My fellow trekkers were three married couples traveling together from the Baltimore/Washington, D.C. area, all of them social workers or psychologists; two retired investment bankers who had been friends since they were kids; a scientist and park developer from Boulder, Colorado; a young woman from the Czech Republic currently working at the National Institute of Health in Washington, D.C.; and a young physiotherapist from South Australia who was on her first leg of a South American tour. With the exception of the Czech and Australian woman, we were in our early 50s to early 60s, and we had the mileage to prove it. With injuries ranging from bad backs and knees to flat feet and blisters, plus a breast cancer survivor in her first year of recovery hiking with a broken foot, you could almost call us the Walking Wounded, although our spirits were high and we were determined to experience the giants firsthand—come hell or high water.
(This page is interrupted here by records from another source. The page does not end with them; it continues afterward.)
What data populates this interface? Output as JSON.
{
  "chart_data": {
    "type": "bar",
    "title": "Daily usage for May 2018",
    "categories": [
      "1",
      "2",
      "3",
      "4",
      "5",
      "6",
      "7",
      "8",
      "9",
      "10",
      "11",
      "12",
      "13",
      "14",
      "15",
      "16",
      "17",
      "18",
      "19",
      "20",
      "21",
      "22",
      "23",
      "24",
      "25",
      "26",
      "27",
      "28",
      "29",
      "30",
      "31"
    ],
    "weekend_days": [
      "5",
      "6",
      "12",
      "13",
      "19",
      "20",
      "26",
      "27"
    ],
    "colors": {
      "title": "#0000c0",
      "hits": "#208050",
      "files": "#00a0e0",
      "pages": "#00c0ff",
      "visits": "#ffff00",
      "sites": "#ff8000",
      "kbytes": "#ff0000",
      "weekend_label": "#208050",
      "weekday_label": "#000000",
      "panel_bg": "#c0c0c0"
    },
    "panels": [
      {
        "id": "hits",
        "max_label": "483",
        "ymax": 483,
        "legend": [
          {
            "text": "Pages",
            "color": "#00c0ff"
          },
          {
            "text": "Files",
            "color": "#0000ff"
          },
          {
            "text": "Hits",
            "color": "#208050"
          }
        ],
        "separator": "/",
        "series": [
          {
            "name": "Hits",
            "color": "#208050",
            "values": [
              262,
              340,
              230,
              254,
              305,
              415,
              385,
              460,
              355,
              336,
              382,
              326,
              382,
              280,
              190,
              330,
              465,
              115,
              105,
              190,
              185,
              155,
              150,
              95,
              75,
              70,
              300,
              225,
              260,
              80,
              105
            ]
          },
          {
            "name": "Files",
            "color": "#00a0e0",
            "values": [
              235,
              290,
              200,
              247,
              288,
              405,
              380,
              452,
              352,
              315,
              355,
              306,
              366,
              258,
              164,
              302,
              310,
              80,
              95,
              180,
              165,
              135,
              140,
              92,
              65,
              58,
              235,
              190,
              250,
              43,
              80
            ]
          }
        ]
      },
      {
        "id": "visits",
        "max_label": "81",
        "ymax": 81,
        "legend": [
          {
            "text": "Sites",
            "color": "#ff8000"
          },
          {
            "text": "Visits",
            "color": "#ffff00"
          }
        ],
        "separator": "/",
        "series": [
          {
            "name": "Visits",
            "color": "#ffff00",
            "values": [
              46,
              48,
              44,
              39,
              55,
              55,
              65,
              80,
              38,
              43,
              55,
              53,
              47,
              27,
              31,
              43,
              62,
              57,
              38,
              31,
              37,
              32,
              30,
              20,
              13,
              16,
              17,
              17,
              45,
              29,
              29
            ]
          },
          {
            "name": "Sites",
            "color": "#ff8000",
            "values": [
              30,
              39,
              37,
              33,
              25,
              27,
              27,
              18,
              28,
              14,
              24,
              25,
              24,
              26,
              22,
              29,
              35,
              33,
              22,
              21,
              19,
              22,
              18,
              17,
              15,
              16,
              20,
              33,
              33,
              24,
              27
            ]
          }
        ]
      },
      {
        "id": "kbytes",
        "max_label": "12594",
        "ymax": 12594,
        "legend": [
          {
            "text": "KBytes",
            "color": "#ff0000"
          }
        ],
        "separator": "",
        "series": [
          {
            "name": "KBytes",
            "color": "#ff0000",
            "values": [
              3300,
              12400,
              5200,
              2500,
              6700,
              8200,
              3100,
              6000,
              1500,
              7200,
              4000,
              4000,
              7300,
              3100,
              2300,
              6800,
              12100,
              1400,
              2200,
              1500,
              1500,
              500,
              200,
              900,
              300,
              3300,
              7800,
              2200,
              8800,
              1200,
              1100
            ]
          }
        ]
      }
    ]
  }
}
From Puerto Natales, it was a three-hour ride to the park and EcoCamp, a cluster of dome tents that looked like a space colony in the bright moonlight. Our dome tents were painted with animals (mine had a skunk—were they trying to tell me something?) and had zipped doors and large, round windows. Inside were two tidy beds made up with flannel sheets, wool blankets and down comforters, and a small bath towel I would use for a … week? OK, so it wasn’t that other W, with its 500-count Egyptian sheets and turn-down service. But never having been a happy camper, I was delighted at not having to spend all night squirming in a sleeping bag (although I would get to do plenty of that later in the week). Outside the sleeping tents were two bath houses with flush toilets and hot showers, and dome dining tents with sofas, wood stoves, and long tables where we’d crowd together for Argentinean feasts. With 34 different cuts of beef alone, this was one country that promised not to starve us.
In the morning, I could see the park’s three namesake towers or “torres” rising like monuments in the distance. We’d be hiking toward them later in the week; for the next three days, we’d be leaving EcoCamp for the boonies of the W, where the only accommodations were refugios or your own tent.